Machine sentiment analysis is cheaper than machine+human sentiment analysis, but you get what you pay for. I have been using the mantra that 70% of sentiment analysis is fairly straight forward, the other 30% is the hard bit.
No problem when things are 'great' or 'awful', but when people start being sarcastic machines struggle to cope. When Michael Jackson decided 'Bad' was 'Good' then machine analysis would (in all likelihood) have ruled his lyrics to be expressing negative sentiment, whereas he was in fact portraying himself positively.
For a human brain the comprehension of sarcasm is an interesting process. The right parahippocampal gyrus is the area of the brain that deals with sarcasm interpretation. The left hand side of the brain deals with the understanding of words and sentences, but the right hand side is needed to understand humour and language that is not literal, for example puns, jokes and sarcasm. The mental process basically involves an element of social cognition, the ability to put yourself in someone else's shoes and experience the context as well as the words (also explaining why those suffering from dementias struggle with this too.)
Machine analysis of social data alone struggles to deal with things like sarcasm for these very reasons. Computer programs can follow logical rules and interpret the words, but without human help they struggle to understand context.
If we now add youth speak and slang to the mix it gets even more complicated. The Daily Telegraph this morning has reported the work of Lisa Whittaker from the University of Stirling which studied the language used by teenagers aged 16-18 on Bebo and Facebook in Scotland. She found that:
- "Young people often distort the languages they use by making the pages difficult for those unfamiliar with the distortions and colloquialisms.," she said.
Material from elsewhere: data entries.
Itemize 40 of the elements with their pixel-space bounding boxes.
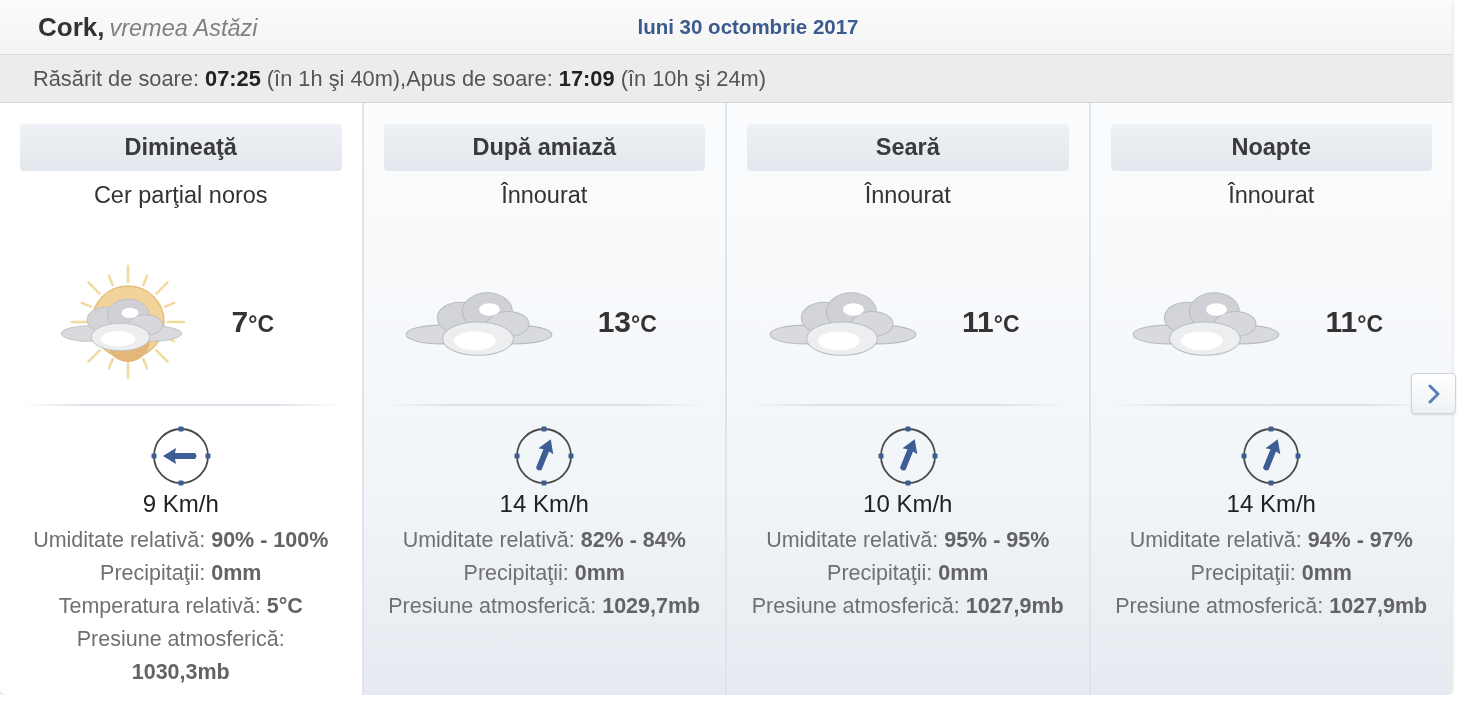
temperature: 7°C: [231, 305, 274, 339]
detail-text: Presiune atmosferică: 1027,9mb: [751, 593, 1064, 620]
sunrise-sunset-text: Răsărit de soare: 07:25 (în 1h şi 40m),Apus de soare: 17:09 (în 10h şi 24m): [33, 65, 767, 92]
detail-text: Umiditate relativă: 94% - 97%: [1129, 527, 1413, 554]
detail-text: Precipitaţii: 0mm: [463, 560, 625, 587]
date-label: luni 30 octombrie 2017: [636, 15, 859, 39]
wind-speed: 14 Km/h: [499, 491, 589, 517]
condition-label: Înnourat: [1228, 182, 1315, 208]
condition-label: Înnourat: [864, 182, 951, 208]
condition-label: Cer parţial noros: [93, 182, 268, 208]
wind-speed: 10 Km/h: [863, 491, 953, 517]
detail-text: Precipitaţii: 0mm: [1190, 560, 1352, 587]
temperature: 11°C: [962, 305, 1020, 339]
sun-cloud-icon: [59, 264, 188, 380]
city-name: Cork,: [38, 11, 105, 43]
title-subtitle: vremea Astăzi: [109, 14, 258, 42]
period-header: Seară: [747, 124, 1069, 171]
wind-speed: 14 Km/h: [1226, 491, 1316, 517]
period-header: După amiază: [383, 124, 705, 171]
wind-speed: 9 Km/h: [142, 491, 219, 517]
detail-text: Umiditate relativă: 90% - 100%: [33, 527, 329, 554]
detail-text: Presiune atmosferică: 1030,3mb: [75, 626, 286, 686]
chevron-right-icon: [1427, 383, 1440, 404]
wind-direction-icon: [150, 426, 211, 486]
detail-text: Umiditate relativă: 95% - 95%: [766, 527, 1050, 554]
condition-label: Înnourat: [501, 182, 588, 208]
detail-text: Temperatura relativă: 5°C: [58, 593, 303, 620]
wind-direction-icon: [1241, 426, 1302, 486]
detail-text: Presiune atmosferică: 1027,9mb: [1115, 593, 1428, 620]
detail-text: Precipitaţii: 0mm: [100, 560, 262, 587]
wind-direction-icon: [514, 426, 575, 486]
period-header: Noapte: [1110, 124, 1432, 171]
period-header: Dimineaţă: [20, 124, 342, 171]
detail-text: Precipitaţii: 0mm: [827, 560, 989, 587]
detail-text: Umiditate relativă: 82% - 84%: [402, 527, 686, 554]
temperature: 11°C: [1325, 305, 1383, 339]
next-button[interactable]: [1411, 373, 1456, 414]
temperature: 13°C: [597, 305, 657, 339]
wind-direction-icon: [877, 426, 938, 486]
detail-text: Presiune atmosferică: 1029,7mb: [388, 593, 701, 620]
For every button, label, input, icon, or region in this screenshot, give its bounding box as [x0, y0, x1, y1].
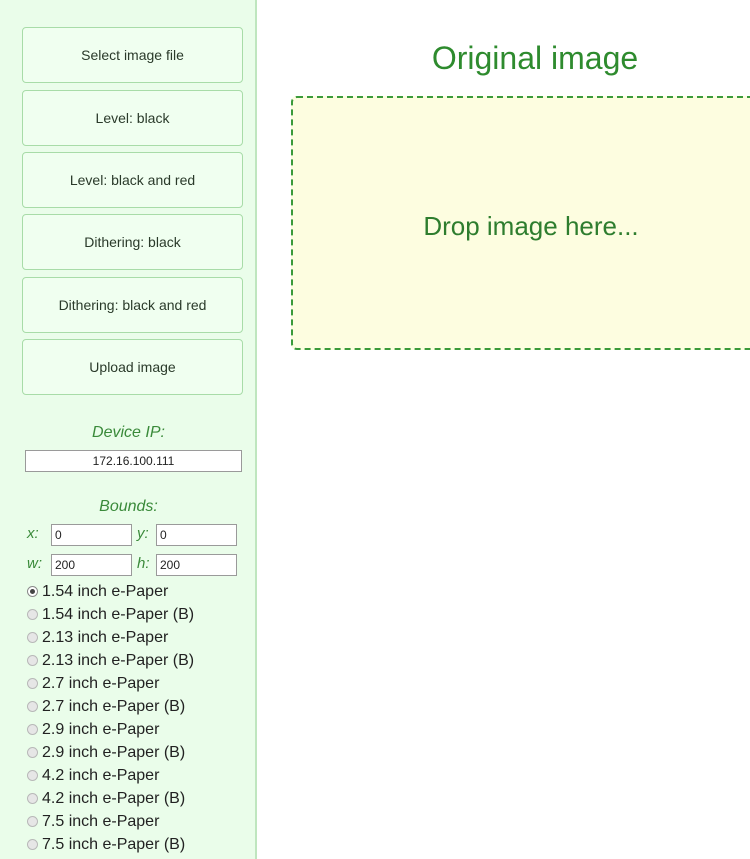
radio-row-display[interactable]: 2.7 inch e-Paper (B) [27, 695, 185, 718]
radio-button[interactable] [27, 678, 38, 689]
image-drop-zone[interactable]: Drop image here... [291, 96, 750, 350]
display-type-label: 2.7 inch e-Paper [42, 674, 160, 692]
dithering-black-red-button[interactable]: Dithering: black and red [22, 277, 243, 333]
radio-button[interactable] [27, 655, 38, 666]
drop-zone-text: Drop image here... [423, 211, 639, 241]
x-label: x: [27, 525, 39, 542]
level-black-red-button[interactable]: Level: black and red [22, 152, 243, 208]
radio-row-display[interactable]: 4.2 inch e-Paper (B) [27, 787, 185, 810]
radio-row-display[interactable]: 2.9 inch e-Paper (B) [27, 741, 185, 764]
radio-button[interactable] [27, 816, 38, 827]
radio-row-display[interactable]: 2.13 inch e-Paper [27, 626, 168, 649]
w-label: w: [27, 555, 42, 572]
radio-row-display[interactable]: 7.5 inch e-Paper [27, 810, 159, 833]
radio-button[interactable] [27, 839, 38, 850]
h-label: h: [137, 555, 150, 572]
radio-button[interactable] [27, 747, 38, 758]
sidebar: Select image file Level: black Level: bl… [0, 0, 257, 859]
display-type-label: 2.9 inch e-Paper (B) [42, 743, 186, 761]
dithering-black-button[interactable]: Dithering: black [22, 214, 243, 270]
radio-button[interactable] [27, 609, 38, 620]
display-type-label: 1.54 inch e-Paper (B) [42, 605, 195, 623]
device-ip-label: Device IP: [92, 424, 165, 441]
select-image-file-button[interactable]: Select image file [22, 27, 243, 83]
level-black-button[interactable]: Level: black [22, 90, 243, 146]
x-input[interactable] [51, 524, 132, 546]
radio-button[interactable] [27, 724, 38, 735]
display-type-label: 7.5 inch e-Paper [42, 812, 160, 830]
radio-button[interactable] [27, 632, 38, 643]
display-type-label: 2.13 inch e-Paper (B) [42, 651, 195, 669]
radio-button[interactable] [27, 586, 38, 597]
device-ip-input[interactable] [25, 450, 242, 472]
radio-row-display[interactable]: 1.54 inch e-Paper [27, 580, 168, 603]
radio-button[interactable] [27, 701, 38, 712]
upload-image-button[interactable]: Upload image [22, 339, 243, 395]
display-type-label: 4.2 inch e-Paper [42, 766, 160, 784]
display-type-label: 2.9 inch e-Paper [42, 720, 160, 738]
radio-row-display[interactable]: 2.13 inch e-Paper (B) [27, 649, 194, 672]
display-type-label: 7.5 inch e-Paper (B) [42, 835, 186, 853]
display-type-label: 1.54 inch e-Paper [42, 582, 169, 600]
page-title: Original image [431, 40, 639, 76]
y-label: y: [137, 525, 149, 542]
display-type-label: 2.7 inch e-Paper (B) [42, 697, 186, 715]
radio-row-display[interactable]: 7.5 inch e-Paper (B) [27, 833, 185, 856]
radio-row-display[interactable]: 2.7 inch e-Paper [27, 672, 159, 695]
w-input[interactable] [51, 554, 132, 576]
radio-row-display[interactable]: 1.54 inch e-Paper (B) [27, 603, 194, 626]
y-input[interactable] [156, 524, 237, 546]
bounds-label: Bounds: [99, 498, 158, 515]
display-type-label: 2.13 inch e-Paper [42, 628, 169, 646]
radio-row-display[interactable]: 2.9 inch e-Paper [27, 718, 159, 741]
radio-button[interactable] [27, 793, 38, 804]
radio-row-display[interactable]: 4.2 inch e-Paper [27, 764, 159, 787]
h-input[interactable] [156, 554, 237, 576]
radio-button[interactable] [27, 770, 38, 781]
display-type-label: 4.2 inch e-Paper (B) [42, 789, 186, 807]
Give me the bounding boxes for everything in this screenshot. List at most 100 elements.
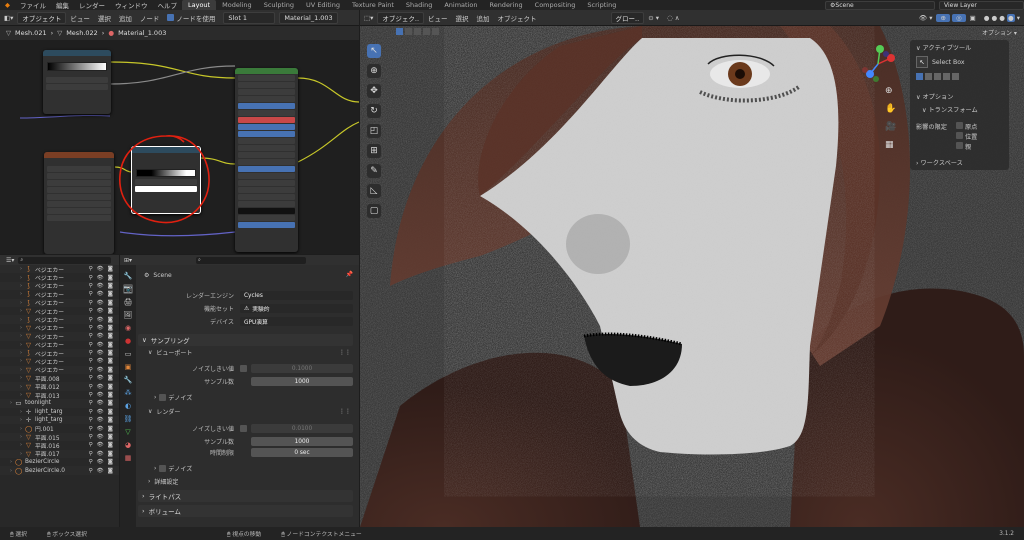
tab-compositing[interactable]: Compositing — [529, 0, 582, 10]
outliner-item[interactable]: › ✛ light_targ ⚲ 👁 ◙ — [0, 408, 119, 416]
object-tab-icon[interactable]: ▣ — [123, 362, 133, 372]
gizmo-toggle-icon[interactable]: ⊕ — [936, 13, 950, 22]
position-checkbox[interactable] — [956, 132, 963, 139]
vp-menu-view[interactable]: ビュー — [424, 13, 452, 23]
camera-icon[interactable]: ◙ — [108, 375, 113, 381]
drag-handle-icon[interactable]: ⋮⋮ — [339, 349, 351, 356]
select-intersect-icon[interactable] — [432, 28, 439, 35]
camera-icon[interactable]: ◙ — [108, 317, 113, 323]
filter-icon[interactable]: ⚲ — [89, 417, 93, 423]
camera-icon[interactable]: ◙ — [108, 409, 113, 415]
eye-icon[interactable]: 👁 — [97, 333, 104, 339]
tab-animation[interactable]: Animation — [438, 0, 483, 10]
denoise-checkbox[interactable] — [159, 394, 167, 401]
particles-tab-icon[interactable]: ⁂ — [123, 388, 133, 398]
filter-icon[interactable]: ⚲ — [89, 451, 93, 457]
filter-icon[interactable]: ⚲ — [89, 392, 93, 398]
vp-menu-object[interactable]: オブジェクト — [494, 13, 541, 23]
tab-sculpting[interactable]: Sculpting — [258, 0, 300, 10]
camera-icon[interactable]: ◙ — [108, 325, 113, 331]
tab-rendering[interactable]: Rendering — [483, 0, 528, 10]
filter-icon[interactable]: ⚲ — [89, 266, 93, 272]
navigation-gizmo[interactable] — [858, 44, 898, 84]
move-tool-icon[interactable]: ✥ — [367, 84, 381, 98]
volumes-panel-header[interactable]: › ボリューム — [138, 505, 353, 517]
noise-threshold-checkbox[interactable] — [240, 365, 247, 372]
camera-icon[interactable]: ◙ — [108, 417, 113, 423]
material-dropdown[interactable]: Material_1.003 — [279, 11, 338, 24]
view-layer-selector[interactable]: View Layer — [939, 0, 1024, 10]
zoom-icon[interactable]: ⊕ — [885, 86, 896, 96]
scale-tool-icon[interactable]: ◰ — [367, 124, 381, 138]
transform-orientation-dropdown[interactable]: グロー.. — [610, 11, 645, 24]
render-denoise-header[interactable]: › デノイズ — [154, 463, 192, 474]
filter-icon[interactable]: ⚲ — [89, 317, 93, 323]
mapping-node[interactable] — [44, 152, 114, 254]
viewport-denoise-header[interactable]: › デノイズ — [154, 392, 192, 403]
blender-logo-icon[interactable]: ◆ — [0, 1, 15, 9]
tab-scripting[interactable]: Scripting — [581, 0, 622, 10]
shading-mode-icons[interactable]: ● ● ● ● ▾ — [980, 13, 1024, 22]
scene-selector[interactable]: ⚙ Scene — [825, 0, 935, 10]
viewport-editor-type-icon[interactable]: ⬚▾ — [360, 14, 377, 22]
outliner-item[interactable]: › ✛ light_targ ⚲ 👁 ◙ — [0, 416, 119, 425]
tab-uv-editing[interactable]: UV Editing — [300, 0, 346, 10]
snap-icon[interactable]: ⊙ ▾ — [644, 14, 663, 22]
advanced-subpanel-header[interactable]: › 詳細設定 — [148, 476, 178, 487]
constraints-tab-icon[interactable]: ⛓ — [123, 414, 133, 424]
overlay-toggle-icon[interactable]: ◎ — [951, 13, 966, 22]
visibility-icon[interactable]: 👁 ▾ — [915, 14, 937, 22]
eye-icon[interactable]: 👁 — [97, 400, 104, 406]
color-ramp-gradient[interactable] — [47, 62, 107, 71]
eye-icon[interactable]: 👁 — [97, 451, 104, 457]
color-ramp-node-top[interactable] — [43, 50, 111, 114]
annotate-tool-icon[interactable]: ✎ — [367, 164, 381, 178]
menu-edit[interactable]: 編集 — [51, 0, 74, 10]
node-menu-add[interactable]: 追加 — [115, 13, 136, 23]
eye-icon[interactable]: 👁 — [97, 275, 104, 281]
outliner-item[interactable]: › ▽ 平面.017 ⚲ 👁 ◙ — [0, 449, 119, 458]
transform-tool-icon[interactable]: ⊞ — [367, 144, 381, 158]
node-editor[interactable]: ▽ Mesh.021 › ▽ Mesh.022 › ● Material_1.003 — [0, 26, 359, 254]
workspace-header[interactable]: › ワークスペース — [916, 158, 963, 167]
position-option[interactable]: 位置 — [956, 132, 977, 141]
editor-type-icon[interactable]: ◧▾ — [0, 14, 17, 22]
camera-icon[interactable]: ◙ — [108, 283, 113, 289]
camera-icon[interactable]: ◙ — [108, 291, 113, 297]
properties-search-field[interactable]: ⌕ — [196, 256, 307, 264]
filter-icon[interactable]: ⚲ — [89, 308, 93, 314]
eye-icon[interactable]: 👁 — [97, 325, 104, 331]
mode-dropdown[interactable]: オブジェク.. — [377, 11, 425, 24]
render-noise-threshold-field[interactable]: 0.0100 — [251, 424, 353, 433]
eye-icon[interactable]: 👁 — [97, 434, 104, 440]
scene-tab-icon[interactable]: ◉ — [123, 323, 133, 333]
filter-icon[interactable]: ⚲ — [89, 468, 93, 474]
outliner-item[interactable]: › ▭ toonlight ⚲ 👁 ◙ — [0, 399, 119, 408]
tool-settings-tab-icon[interactable]: 🔧 — [123, 271, 133, 281]
camera-icon[interactable]: ◙ — [108, 367, 113, 373]
outliner-item[interactable]: › ▽ 平面.013 ⚲ 👁 ◙ — [0, 391, 119, 400]
select-box-tool-icon[interactable]: ↖ — [367, 44, 381, 58]
vp-menu-select[interactable]: 選択 — [452, 13, 473, 23]
camera-icon[interactable]: ◙ — [108, 275, 113, 281]
view-layer-tab-icon[interactable]: 🖼 — [123, 310, 133, 320]
tab-modeling[interactable]: Modeling — [216, 0, 258, 10]
origin-option[interactable]: 原点 — [956, 122, 977, 131]
options-header[interactable]: ∨ オプション — [916, 92, 953, 101]
camera-icon[interactable]: ◙ — [108, 400, 113, 406]
xray-icon[interactable]: ▣ — [966, 14, 980, 22]
pin-icon[interactable]: 📌 — [346, 271, 353, 278]
eye-icon[interactable]: 👁 — [97, 317, 104, 323]
filter-icon[interactable]: ⚲ — [89, 275, 93, 281]
menu-help[interactable]: ヘルプ — [153, 0, 183, 10]
world-tab-icon[interactable]: ● — [123, 336, 133, 346]
filter-icon[interactable]: ⚲ — [89, 283, 93, 289]
eye-icon[interactable]: 👁 — [97, 392, 104, 398]
parent-option[interactable]: 親 — [956, 142, 971, 151]
select-mode-row[interactable] — [916, 73, 959, 80]
collection-tab-icon[interactable]: ▭ — [123, 349, 133, 359]
filter-icon[interactable]: ⚲ — [89, 367, 93, 373]
eye-icon[interactable]: 👁 — [97, 308, 104, 314]
eye-icon[interactable]: 👁 — [97, 266, 104, 272]
eye-icon[interactable]: 👁 — [97, 291, 104, 297]
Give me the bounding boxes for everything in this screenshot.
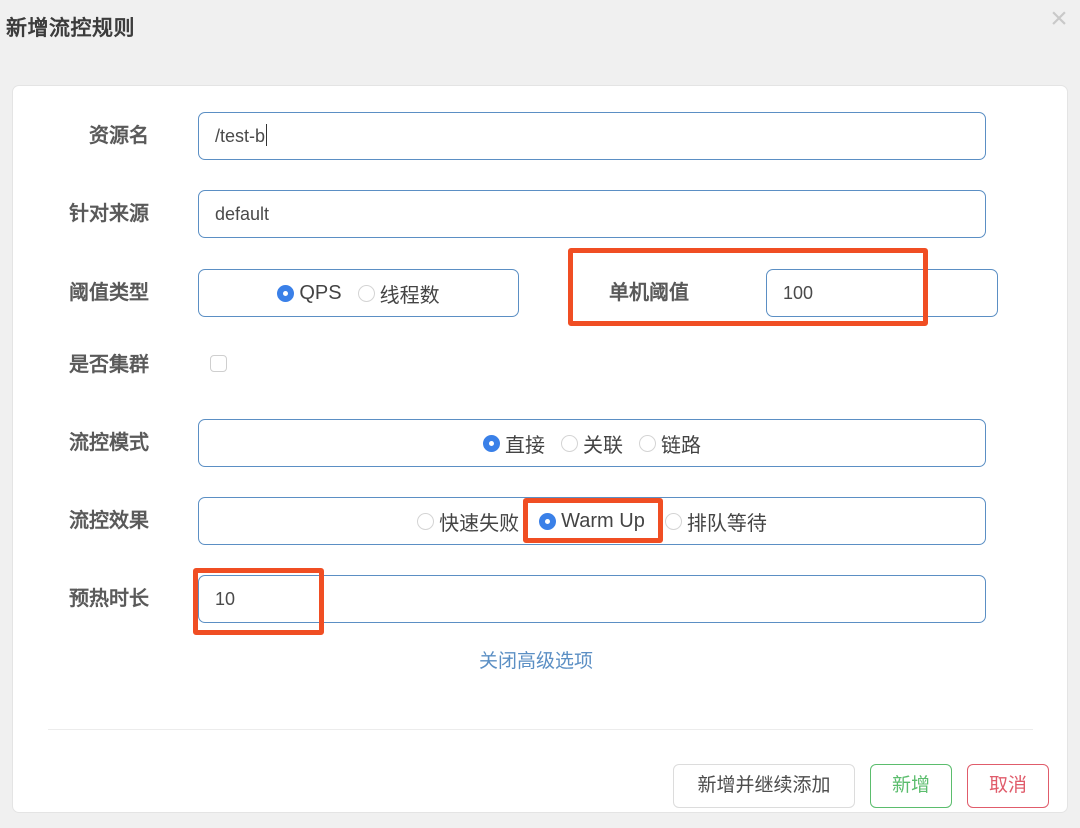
radio-fail-fast-label: 快速失败 — [439, 507, 519, 536]
form-card: 资源名 /test-b 针对来源 default 阈值类型 QPS — [12, 85, 1068, 813]
resource-input[interactable]: /test-b — [198, 112, 986, 160]
radio-qps[interactable]: QPS — [277, 282, 341, 305]
radio-dot-icon — [539, 513, 556, 530]
footer-divider — [48, 729, 1033, 730]
threshold-type-pill: QPS 线程数 — [198, 269, 519, 317]
resource-field-wrap: /test-b — [198, 112, 986, 160]
single-threshold-value: 100 — [783, 283, 813, 303]
radio-dot-icon — [277, 285, 294, 302]
radio-thread-count-label: 线程数 — [380, 279, 440, 308]
add-and-continue-button[interactable]: 新增并继续添加 — [673, 764, 855, 808]
radio-dot-icon — [639, 435, 656, 452]
origin-input-value: default — [215, 204, 269, 224]
cluster-field-wrap — [210, 355, 227, 372]
radio-associated-label: 关联 — [583, 429, 623, 458]
cluster-checkbox[interactable] — [210, 355, 227, 372]
origin-field-wrap: default — [198, 190, 986, 238]
form-row-threshold: 阈值类型 QPS 线程数 单机阈值 100 — [13, 269, 1067, 317]
warmup-field-wrap: 10 — [198, 575, 986, 623]
radio-chain-label: 链路 — [661, 429, 701, 458]
radio-chain[interactable]: 链路 — [639, 429, 701, 458]
radio-dot-icon — [483, 435, 500, 452]
warmup-input-value: 10 — [215, 589, 235, 609]
radio-queue-wait-label: 排队等待 — [687, 507, 767, 536]
radio-warm-up-label: Warm Up — [561, 510, 645, 533]
toggle-advanced-options-link[interactable]: 关闭高级选项 — [479, 646, 593, 673]
close-icon[interactable]: × — [1042, 2, 1076, 36]
radio-dot-icon — [358, 285, 375, 302]
form-row-flow-effect: 流控效果 快速失败 Warm Up 排队等待 — [13, 497, 1067, 545]
form-row-cluster: 是否集群 — [13, 341, 1067, 389]
radio-dot-icon — [417, 513, 434, 530]
flow-mode-radio-group[interactable]: 直接 关联 链路 — [198, 419, 986, 467]
cancel-button[interactable]: 取消 — [967, 764, 1049, 808]
radio-qps-label: QPS — [299, 282, 341, 305]
threshold-type-label: 阈值类型 — [13, 269, 149, 317]
flow-mode-label: 流控模式 — [13, 419, 149, 467]
flow-effect-pill: 快速失败 Warm Up 排队等待 — [198, 497, 986, 545]
single-threshold-input[interactable]: 100 — [766, 269, 998, 317]
radio-direct[interactable]: 直接 — [483, 429, 545, 458]
radio-fail-fast[interactable]: 快速失败 — [417, 507, 519, 536]
form-row-warmup: 预热时长 10 — [13, 575, 1067, 623]
radio-thread-count[interactable]: 线程数 — [358, 279, 440, 308]
flow-mode-pill: 直接 关联 链路 — [198, 419, 986, 467]
text-cursor — [266, 124, 267, 146]
add-button[interactable]: 新增 — [870, 764, 952, 808]
flow-effect-label: 流控效果 — [13, 497, 149, 545]
radio-queue-wait[interactable]: 排队等待 — [665, 507, 767, 536]
warmup-input[interactable]: 10 — [198, 575, 986, 623]
resource-input-value: /test-b — [215, 126, 265, 146]
single-threshold-inline-label-wrap: 单机阈值 — [609, 269, 689, 317]
single-threshold-label: 单机阈值 — [609, 282, 689, 304]
cluster-label: 是否集群 — [13, 341, 149, 389]
form-row-origin: 针对来源 default — [13, 190, 1067, 238]
radio-dot-icon — [665, 513, 682, 530]
form-row-flow-mode: 流控模式 直接 关联 链路 — [13, 419, 1067, 467]
origin-input[interactable]: default — [198, 190, 986, 238]
radio-dot-icon — [561, 435, 578, 452]
single-threshold-field-wrap: 100 — [766, 269, 998, 317]
dialog-title: 新增流控规则 — [6, 12, 135, 42]
radio-warm-up[interactable]: Warm Up — [539, 510, 645, 533]
threshold-type-radio-group[interactable]: QPS 线程数 — [198, 269, 519, 317]
flow-effect-radio-group[interactable]: 快速失败 Warm Up 排队等待 — [198, 497, 986, 545]
warmup-label: 预热时长 — [13, 575, 149, 623]
form-row-resource: 资源名 /test-b — [13, 112, 1067, 160]
radio-associated[interactable]: 关联 — [561, 429, 623, 458]
origin-label: 针对来源 — [13, 190, 149, 238]
resource-label: 资源名 — [13, 112, 149, 160]
radio-direct-label: 直接 — [505, 429, 545, 458]
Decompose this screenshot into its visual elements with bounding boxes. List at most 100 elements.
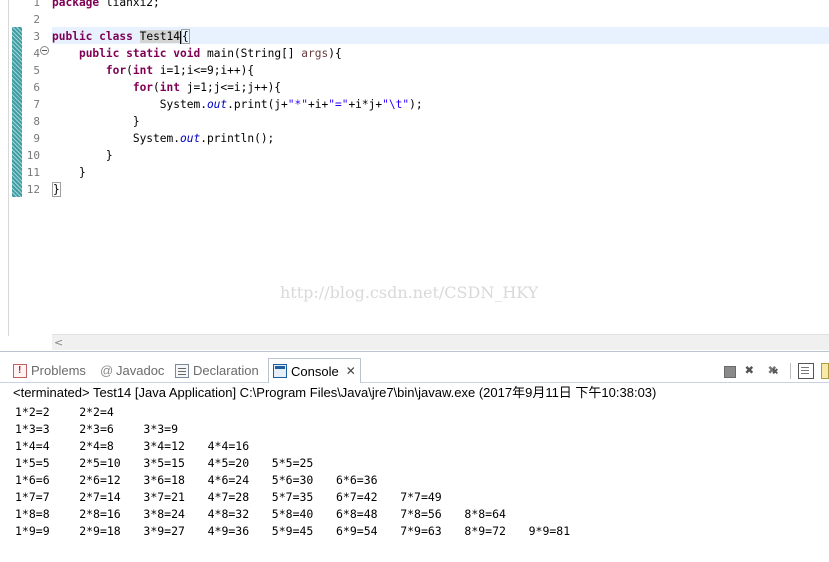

- "The language used on Bebo seems to go beyond abbreviations that are commonly used in text messaging, such as removing all the vowels.
- "This is not just bad spelling, which would suggest literacy issues, but a deliberate attempt to creatively misspell words.
- "The creation and use of their own social language may be a deliberate attempt to keep adults from understanding what is written on the page.
- "By doing this they are able to communicate with their in-group and conceal the content from the out-group. This further adds to their online identity."
There's only one thing worse than having no information, and that's having the wrong information. As the plethora of online social listening tools continue to increase, it's worth looking at more than just price - approach to data and the quality of the data provided are the key elements. Buying in a cheap system and then acting on bad data will be more expensive then paying for a machine+human solution now. With human involvement machines can learn over time, with no human sense checking / help then machine only sentiment analysis may not ever get to the point where it can be truly reliable and useful.
No point 'getting MWI' if your solution can't do the job properly.